Każdy głupi wie że dwójka fabularnie zmiata z powoerzchni ziemii jednynkę. No i Joelowi należała się taka śmierć i tyle. Zwłaszcza w takim świecie. Fani to jednak istni debile, bo zamiast oceniać dzieło za to co ono dało i jak to zrealizowało, robią review bombing tylko za to, że wizja twórcy jest inna niż to co sobie ubzdurali w głowie. Głównym winowajcą jest tu internet, bo ludzie i dziennikarze sami siebie nakręcają w tych wszystkich teoriach, analizach trailerów i innych podobnych bzdurach. Bo czym innym jest analiza i ocena dzieła po jego premierze, a czym innym przed. Fajnie jest czytać jak inni odebrali te dzieło, bo zwracają uwagę na takie aspekty, które nam umknęły. Ale nakręcajnie się że dana hipoteza co do fabuły jest prawdą, to skrajna głupota. Ja sama jak ognia unikam wszelkich grup dyskusyjnych nim obejrzę/przeczytam czy zagram, bo 1. nie chcę psuć sobie frajdy (choć jestem totalnie prospoilerowa), 2. ludzie obecnie narzekają na absolutne bzdury, którew w ostateczym rozrachunku mają marginalny wpływ na fabułę, 3.ludzie są kompletnie nieuważni i nie wyłapują bardziej subtelnych wskazówek dla widza zawartych w dziele (nie pozdrawiam wszystkich, którzy nazywają Shionne z Tales of Arise "suką", choć od początku gra nam pokazuje że ma dobry powód by trzymać ludzi na dystans), 4. ludzie często zamiast krytycznie analizować to co dostali, wylewają żale o to czego nie dostali, bo zwyczajnie nie ma tego zawartego w dziele.
Po ograniu dwójki (którą także uważam, za lepszą i ciekawszą od jedynki) stwierdzam, że ludzie wpisujący bzdury o grze, o mniejszościach itp., to są po prostu chorzy z nienawiści idioci (paru nawet znalazło się w komentarzach powyżej), którzy grę widzieli co najwyżej w pudełku na półce w sklepie.
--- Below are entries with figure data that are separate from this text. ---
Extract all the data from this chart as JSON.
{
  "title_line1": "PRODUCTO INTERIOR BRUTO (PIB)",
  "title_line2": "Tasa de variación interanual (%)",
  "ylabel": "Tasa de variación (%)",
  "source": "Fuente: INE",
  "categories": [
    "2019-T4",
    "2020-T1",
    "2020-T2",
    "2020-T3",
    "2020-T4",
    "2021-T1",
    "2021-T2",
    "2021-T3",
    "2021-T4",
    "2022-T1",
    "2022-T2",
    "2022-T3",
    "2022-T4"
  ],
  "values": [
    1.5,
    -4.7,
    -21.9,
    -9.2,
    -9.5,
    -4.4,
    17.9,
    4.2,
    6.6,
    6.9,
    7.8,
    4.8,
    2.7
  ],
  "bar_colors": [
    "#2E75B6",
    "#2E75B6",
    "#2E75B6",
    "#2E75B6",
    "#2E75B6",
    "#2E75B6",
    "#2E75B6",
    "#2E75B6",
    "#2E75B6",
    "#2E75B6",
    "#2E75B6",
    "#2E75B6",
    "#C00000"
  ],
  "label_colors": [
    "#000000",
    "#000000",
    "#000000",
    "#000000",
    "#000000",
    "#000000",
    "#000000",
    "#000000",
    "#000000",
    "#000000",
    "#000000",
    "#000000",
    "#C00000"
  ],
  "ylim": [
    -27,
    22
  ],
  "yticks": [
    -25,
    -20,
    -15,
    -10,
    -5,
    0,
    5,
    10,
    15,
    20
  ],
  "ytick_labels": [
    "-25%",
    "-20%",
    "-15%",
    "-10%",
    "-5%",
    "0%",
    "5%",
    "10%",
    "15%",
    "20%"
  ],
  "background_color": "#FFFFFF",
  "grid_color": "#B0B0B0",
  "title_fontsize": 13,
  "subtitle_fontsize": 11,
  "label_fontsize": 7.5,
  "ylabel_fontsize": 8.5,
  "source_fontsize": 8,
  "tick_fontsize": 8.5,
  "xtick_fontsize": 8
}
A sam doskonale pamiętam te wszystkie opinie jakie czytałem po premierze, gdzie tego smrodu i gówna w komentarzach było jeszcze więcej, wielu po grze jechało, obrażało, mówiło jaki to crap. Sam z chęcią tytuł ograłem kiedy już go dorwałem w odpowiednim czasie i mój komentarz jest jeden - jakie to było dobre.
Dopóki będziecie wchodzić, komentować i ciąć się na noże w sekcji komentarzy to będą takie "artykuły" powstawać.
fabuła TLoU 1 to typowe buddy movie - najpierw się nie lubimy, potem na skutek wydarzeń zostajemy przyjaciółmi :)
koneserom tlou, którym brakuje takiego wyszukanego i oryginalnego prowadzenia fabuły polecam nieco zapomniany akcyjniak z lat 90 Czysta Gra z Cindy Crawford, Dennisa rozrabiakę, oczywiście Shreka 1 i rzecz jasna Tango i Casha :) (i żeby nie było absolutnie nie nabijam się z tych filmów, są bez porównania lepsze)
W część pierwszą grało się przyjemnie i gra jest dobra ,ale do części 2 , która szarpie człowiekiem , powoduje złość , radość , nawet wściekłość nie ma startu .
Z The last of us jest tak jak z wieloma grami i wieloma filmami , które powstały w takim momencie ,że zrobiły różnice w danych czasach ... wytyczyły jakiś kierunek , zaoferowały coś nowego , świeżego - od tamtego momentu zwie się je klasykami bądź prekursorami chociaż po głębszej analizie i uspokojeniu emocji prawda jest troszkę inna, natomiast łatka zostaje przypięta i się trzyma po wsze czasy .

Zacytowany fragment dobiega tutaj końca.